In classical Greek mythology, Pandora was the first woman on Earth. Zeus ordered Hephaestus, the god of craftsmanship, to create her, so he did—using water and earth. The gods endowed her with many gifts: Athena clothed her, Aphrodite gave her beauty, and Hermes gave her speech.
When Prometheus stole fire from heaven, Zeus took vengeance by presenting Pandora to Epimetheus, Prometheus' brother. With her, Pandora was given a beautiful jar – with instructions not to open it under any circumstance. Impelled by her curiosity (given to her by the gods), Pandora opened it, and all evil contained therein escaped and spread over the earth. She hastened to close the container, but the whole contents had escaped, except for one thing that lay at the bottom – the Spirit of Hope named Elpis. Pandora, deeply saddened by what she had done, feared she would have to face Zeus' wrath, since she had failed her duty; however, Zeus did not punish Pandora, because he knew this would happen.

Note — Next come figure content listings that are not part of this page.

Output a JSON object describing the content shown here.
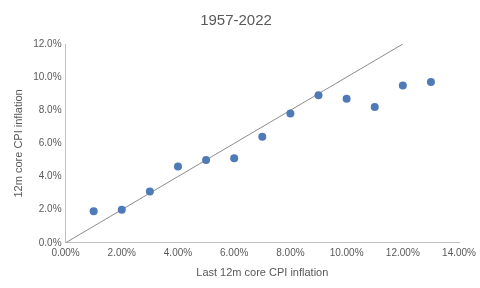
{
  "chart_data": {
    "type": "scatter",
    "title": "1957-2022",
    "x_label": "Last 12m core CPI inflation",
    "y_label": "12m core CPI inflation",
    "x": [
      1,
      2,
      3,
      4,
      5,
      6,
      7,
      8,
      9,
      10,
      11,
      12,
      13
    ],
    "series": [
      {
        "color": "#4f7ab8",
        "marker": "circle",
        "values": [
          1.9,
          2.0,
          3.1,
          4.6,
          5.0,
          5.1,
          6.4,
          7.8,
          8.9,
          8.7,
          8.2,
          9.5,
          9.7
        ]
      },
      {
        "type": "line",
        "color": "#8c8c8c",
        "line_style": "solid",
        "x": [
          0,
          12
        ],
        "values": [
          0,
          12
        ]
      }
    ],
    "xlim": [
      0,
      14
    ],
    "xticks": [
      {
        "value": 0,
        "label": "0.00%"
      },
      {
        "value": 2,
        "label": "2.00%"
      },
      {
        "value": 4,
        "label": "4.00%"
      },
      {
        "value": 6,
        "label": "6.00%"
      },
      {
        "value": 8,
        "label": "8.00%"
      },
      {
        "value": 10,
        "label": "10.00%"
      },
      {
        "value": 12,
        "label": "12.00%"
      },
      {
        "value": 14,
        "label": "14.00%"
      }
    ],
    "ylim": [
      0,
      12
    ],
    "yticks": [
      {
        "value": 0,
        "label": "0.0%"
      },
      {
        "value": 2,
        "label": "2.0%"
      },
      {
        "value": 4,
        "label": "4.0%"
      },
      {
        "value": 6,
        "label": "6.0%"
      },
      {
        "value": 8,
        "label": "8.0%"
      },
      {
        "value": 10,
        "label": "10.0%"
      },
      {
        "value": 12,
        "label": "12.0%"
      }
    ],
    "grid": false
  }
}
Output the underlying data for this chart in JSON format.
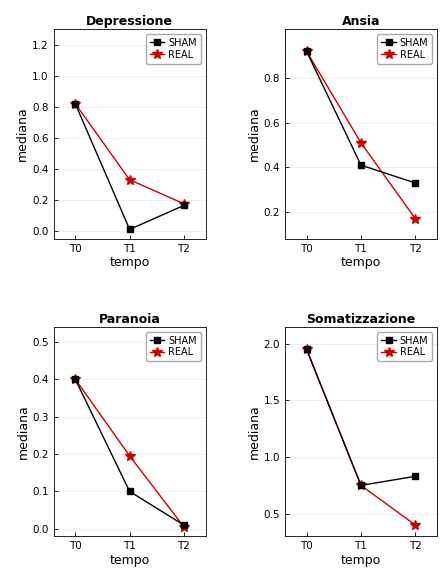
{
  "plots": [
    {
      "title": "Depressione",
      "sham": [
        0.82,
        0.01,
        0.165
      ],
      "real": [
        0.82,
        0.33,
        0.175
      ],
      "ylim": [
        -0.05,
        1.3
      ],
      "yticks": [
        0.0,
        0.2,
        0.4,
        0.6,
        0.8,
        1.0,
        1.2
      ],
      "legend_loc": "upper right",
      "legend_bbox": null
    },
    {
      "title": "Ansia",
      "sham": [
        0.92,
        0.41,
        0.33
      ],
      "real": [
        0.92,
        0.51,
        0.17
      ],
      "ylim": [
        0.08,
        1.02
      ],
      "yticks": [
        0.2,
        0.4,
        0.6,
        0.8
      ],
      "legend_loc": "upper right",
      "legend_bbox": null
    },
    {
      "title": "Paranoia",
      "sham": [
        0.4,
        0.1,
        0.01
      ],
      "real": [
        0.4,
        0.195,
        0.005
      ],
      "ylim": [
        -0.02,
        0.54
      ],
      "yticks": [
        0.0,
        0.1,
        0.2,
        0.3,
        0.4,
        0.5
      ],
      "legend_loc": "upper right",
      "legend_bbox": null
    },
    {
      "title": "Somatizzazione",
      "sham": [
        1.95,
        0.75,
        0.83
      ],
      "real": [
        1.95,
        0.75,
        0.4
      ],
      "ylim": [
        0.3,
        2.15
      ],
      "yticks": [
        0.5,
        1.0,
        1.5,
        2.0
      ],
      "legend_loc": "upper right",
      "legend_bbox": null
    }
  ],
  "xticks": [
    0,
    1,
    2
  ],
  "xticklabels": [
    "T0",
    "T1",
    "T2"
  ],
  "xlabel": "tempo",
  "ylabel": "mediana",
  "sham_color": "#000000",
  "real_color": "#cc0000",
  "sham_marker": "s",
  "real_marker": "*",
  "marker_size_sham": 4,
  "marker_size_real": 7,
  "linewidth": 1.0,
  "bg_color": "#ffffff",
  "plot_bg_color": "#ffffff"
}
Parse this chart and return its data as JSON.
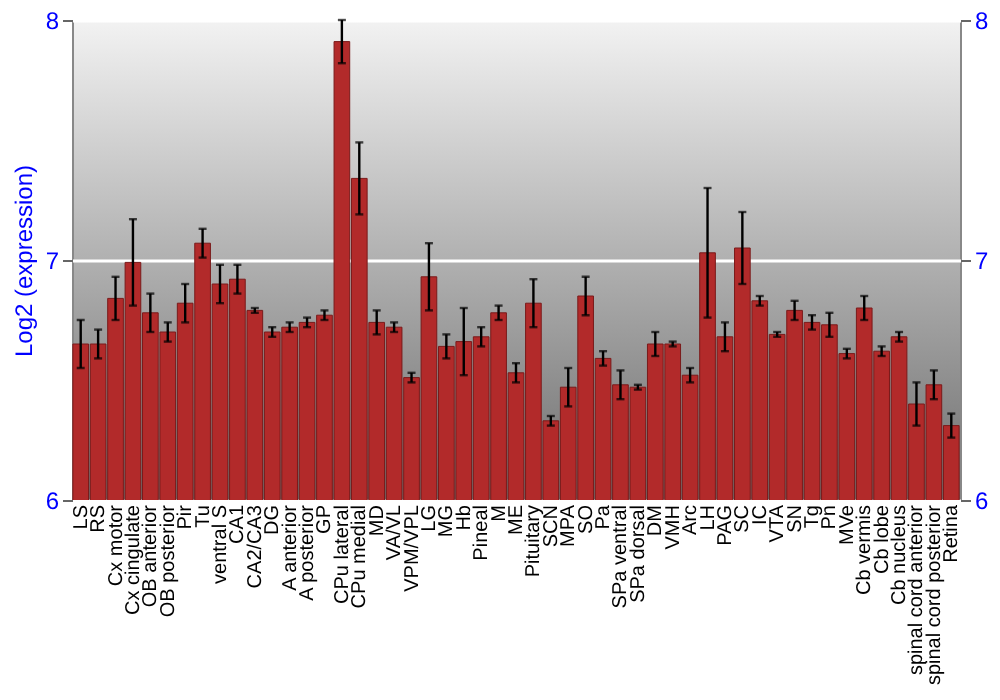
{
  "chart_data": {
    "type": "bar",
    "ylabel": "Log2 (expression)",
    "categories": [
      "LS",
      "RS",
      "Cx motor",
      "Cx cingulate",
      "OB anterior",
      "OB posterior",
      "Pir",
      "Tu",
      "ventral S",
      "CA1",
      "CA2/CA3",
      "DG",
      "A anterior",
      "A posterior",
      "GP",
      "CPu lateral",
      "CPu medial",
      "MD",
      "VA/VL",
      "VPM/VPL",
      "LG",
      "MG",
      "Hb",
      "Pineal",
      "M",
      "ME",
      "Pituitary",
      "SCN",
      "MPA",
      "SO",
      "Pa",
      "SPa ventral",
      "SPa dorsal",
      "DM",
      "VMH",
      "Arc",
      "LH",
      "PAG",
      "SC",
      "IC",
      "VTA",
      "SN",
      "Tg",
      "Pn",
      "MVe",
      "Cb vermis",
      "Cb lobe",
      "Cb nucleus",
      "spinal cord anterior",
      "spinal cord posterior",
      "Retina"
    ],
    "values": [
      6.65,
      6.65,
      6.84,
      6.99,
      6.78,
      6.7,
      6.82,
      7.07,
      6.9,
      6.92,
      6.79,
      6.7,
      6.72,
      6.74,
      6.77,
      7.91,
      7.34,
      6.74,
      6.72,
      6.51,
      6.93,
      6.64,
      6.66,
      6.68,
      6.78,
      6.53,
      6.82,
      6.33,
      6.47,
      6.85,
      6.59,
      6.48,
      6.47,
      6.65,
      6.65,
      6.52,
      7.03,
      6.68,
      7.05,
      6.83,
      6.69,
      6.79,
      6.74,
      6.73,
      6.61,
      6.8,
      6.62,
      6.68,
      6.4,
      6.48,
      6.31
    ],
    "errors": [
      0.1,
      0.06,
      0.09,
      0.18,
      0.08,
      0.04,
      0.08,
      0.06,
      0.08,
      0.06,
      0.01,
      0.02,
      0.02,
      0.02,
      0.02,
      0.09,
      0.15,
      0.05,
      0.02,
      0.02,
      0.14,
      0.05,
      0.14,
      0.04,
      0.03,
      0.04,
      0.1,
      0.02,
      0.08,
      0.08,
      0.03,
      0.06,
      0.01,
      0.05,
      0.01,
      0.03,
      0.27,
      0.06,
      0.15,
      0.02,
      0.01,
      0.04,
      0.03,
      0.05,
      0.02,
      0.05,
      0.02,
      0.02,
      0.09,
      0.06,
      0.05
    ],
    "color": "#b22a2a",
    "ylim": [
      6,
      8
    ],
    "yticks": [
      6,
      7,
      8
    ],
    "y2lim": [
      6,
      8
    ],
    "y2ticks": [
      6,
      7,
      8
    ],
    "grid": "y"
  }
}
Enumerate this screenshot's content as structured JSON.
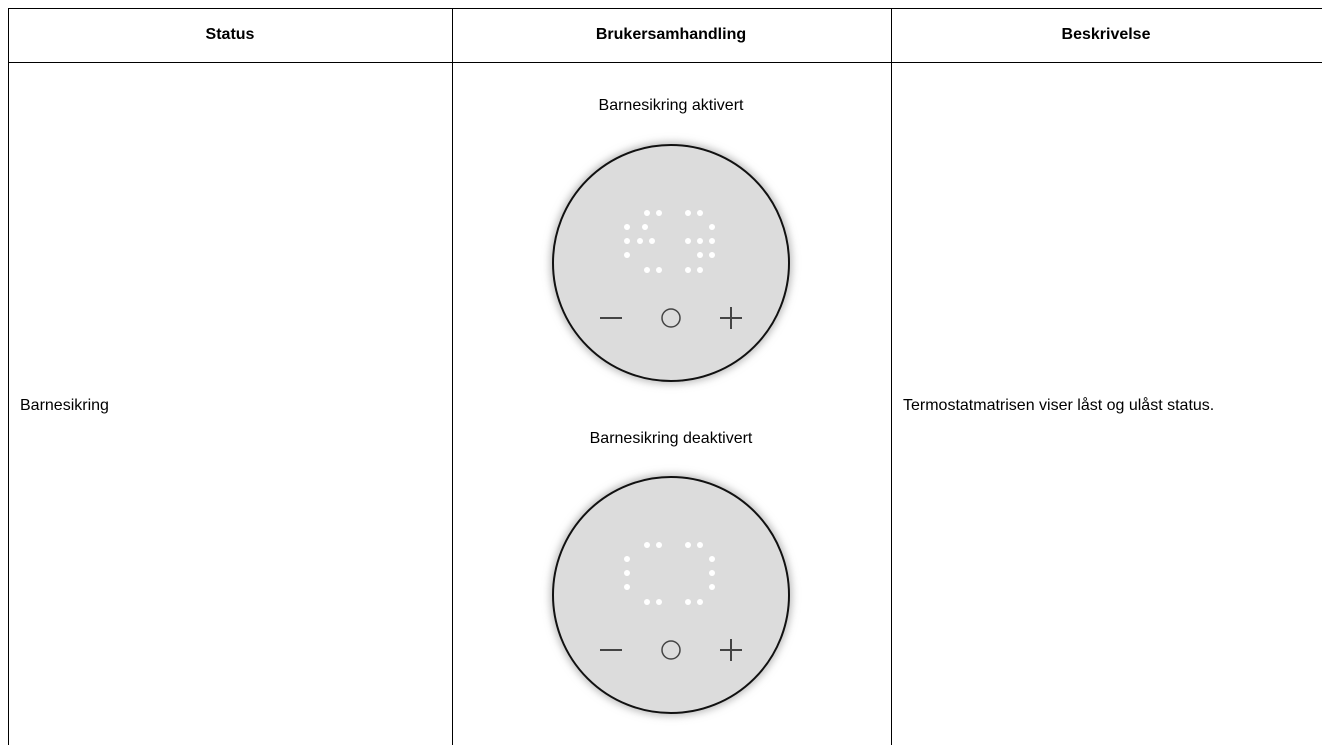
{
  "table": {
    "headers": [
      "Status",
      "Brukersamhandling",
      "Beskrivelse"
    ],
    "rows": [
      {
        "status": "Barnesikring",
        "interaction": [
          "Barnesikring aktivert",
          "Barnesikring deaktivert"
        ],
        "description": "Termostatmatrisen viser låst og ulåst status."
      }
    ]
  }
}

Etymology of the "box"EditThe original Greek word was 'pithos', which is a large jar, sometimes as large as a small person (Diogenes of Sinope was said to have once slept in one). It was used for storage of wine, oil, grain or other provisions, or, ritually, as a container for a human body for burying. In the case of Pandora, this jar may have been made of clay for use as storage as in the usual sense, or of bronze metal as an unbreakable prison.
The mistranslation of pithos is usually attributed to the 16th century humanist Erasmus of Rotterdam who translated Hesiod's tale of Pandora into Latin. Erasmus rendered pithos as the Greek pyxis, meaning "box". The phrase "Pandora's box" has endured ever since. This misconception was further reinforced by Dante Gabriel Rossetti's painting Pandora.